La cosa no tendría mayor importancia si no fuera por lo mucho que disfruto nadando en cualquier piscina, municipal por supuesto, y lo bien que me está viniendo para el cuerpo y la salud este ejercicio diario. Hasta me ha cambiado el carácter, mire usted.
En otro orden de cosas hoy cumplen años dos personas muy cercanas. Roberto, mi médico favorito, y Rosa, mi favorita fisioterapeuta. Además, ambos dos son vecinos, amigos y parroquianos. ¿Qué más se puede pedir? Felicidades, pues, Roberto y Rosa.
Pero hay más. Pilar Tirador vino a hablarnos de la itv de edificios, más propiamente Inspección Técnica de Edificios. Lo hizo alto y claro. Lleno en la asociación de vecinos, aunque ya van quedando pocas casas que cumplan los requisitos de antigüedad y estén obligados sus dueños a realizar dicha inspección. Nos estamos convirtiendo en un barrio reconvertido. Donde había casa molineras, ahora existen adosados con jardín. Es la vida, que no hay quien la ponga coto.

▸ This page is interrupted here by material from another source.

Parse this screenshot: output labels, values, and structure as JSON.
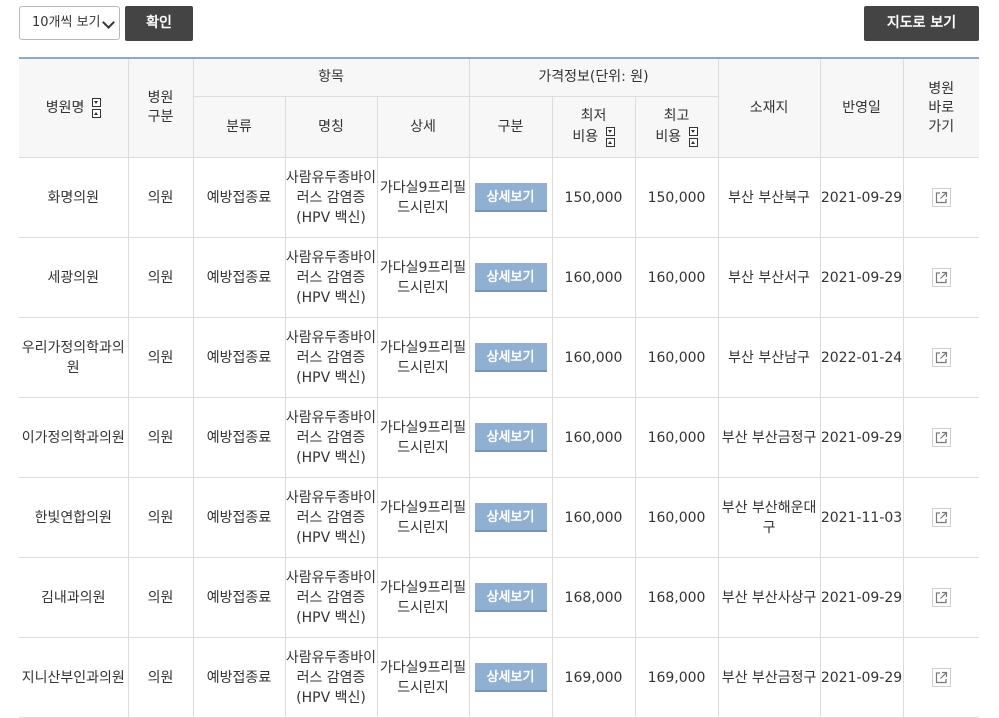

Y más. Hoy es martes, y se adelanta el envío de alimentos excedentarios de la CE. Ocuparemos la calle, nadie podrá circular por ella al menos durante un buen rato. Esperamos ser ágiles y emplear el menor tiempo posible, para no incomodar excesivamente al vecindario, que tiene sus derechos.

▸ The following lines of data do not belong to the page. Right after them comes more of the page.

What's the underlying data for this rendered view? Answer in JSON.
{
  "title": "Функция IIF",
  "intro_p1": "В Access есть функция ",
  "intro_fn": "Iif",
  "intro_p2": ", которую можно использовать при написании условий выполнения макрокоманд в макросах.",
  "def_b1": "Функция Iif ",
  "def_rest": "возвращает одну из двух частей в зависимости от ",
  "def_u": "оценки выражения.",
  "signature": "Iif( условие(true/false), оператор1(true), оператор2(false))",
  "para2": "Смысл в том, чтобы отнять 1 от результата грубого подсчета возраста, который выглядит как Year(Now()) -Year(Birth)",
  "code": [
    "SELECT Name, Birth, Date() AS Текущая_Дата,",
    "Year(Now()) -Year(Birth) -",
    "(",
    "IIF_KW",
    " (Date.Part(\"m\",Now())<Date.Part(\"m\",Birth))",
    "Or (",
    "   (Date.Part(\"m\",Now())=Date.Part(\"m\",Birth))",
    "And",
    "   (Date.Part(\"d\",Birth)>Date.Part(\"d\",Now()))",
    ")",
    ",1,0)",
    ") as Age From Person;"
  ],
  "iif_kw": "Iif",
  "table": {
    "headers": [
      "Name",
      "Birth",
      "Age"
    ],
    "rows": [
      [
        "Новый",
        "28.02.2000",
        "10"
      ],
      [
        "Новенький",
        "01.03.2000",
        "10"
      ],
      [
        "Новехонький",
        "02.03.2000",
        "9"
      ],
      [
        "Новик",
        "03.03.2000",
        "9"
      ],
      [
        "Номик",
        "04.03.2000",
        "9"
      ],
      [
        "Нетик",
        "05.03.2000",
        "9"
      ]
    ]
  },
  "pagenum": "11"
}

También esto. Es Berto visto de espalda y desde arriba. Está… esperando para salir de paseo. Esa es su manera de decirme que no tenga prisa, pero que no me demore en exceso.


Y esto. El menbrillo ya apunta maneras, aunque aún es pronto para llenar los tarros.  Octubre está allá lejos, todo un verano por delante. Es cuestión de armarse de paciencia…


Y por último, 3+5+3=11. Capicúa también. Once son los minutos que voy a tardar en meterme en la cama. Buenas noches, buenos días, buenas tardes.